A study released by Victoria University shows that dogs have a larger carbon footprint than SUVs.
Here's an interesting study coming all the way from New Zealand where two researchers from Victoria University are saying that dogs have a larger carbon footprint in comparison to SUVs. Robert and Brenda Vale reached this conclusion by figuring out how much land is necessary in order to generate sufficient food for feeding a dog per year.
Their results are showing that the average mid-size dog eats 3.17 ounces of meat and 5.5 ounces of grain in a 10.5-ounce serving of dry food, while to generate this it takes approximately 2.07 acres of land. They compared these results with a Toyota Land Cruiser with a V8 4.6-liter engine that does about 6,200 miles / year (10,000 km) that would use about 55.1 gigajoules of energy every year, a number which represents approximately 1.1 acres of land annually so 50 percent less than the dog's carbon footprint.

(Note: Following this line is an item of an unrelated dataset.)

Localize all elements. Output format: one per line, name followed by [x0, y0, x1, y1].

They used the same formula for calculating a cat's carbon footprint and reached the conclusion that it is just about the same as one VW Golf. Other comparisons show a similar impact between a hamster and a flat screen TV, while the impact of a goldfish is just about the same as a cell phone's footprint.
Robert and Brenda Vale have also released a book about their findings, and it's called "Time to Eat the Dog?" Another title could have very well been: "Save the world: Replace dog with SUV".
Regarding the comparison between the dog and the Toyota Land Cruiser, the researchers did not take into account the cost of producing and maintaining the SUV so the analysis is not entirely relevant.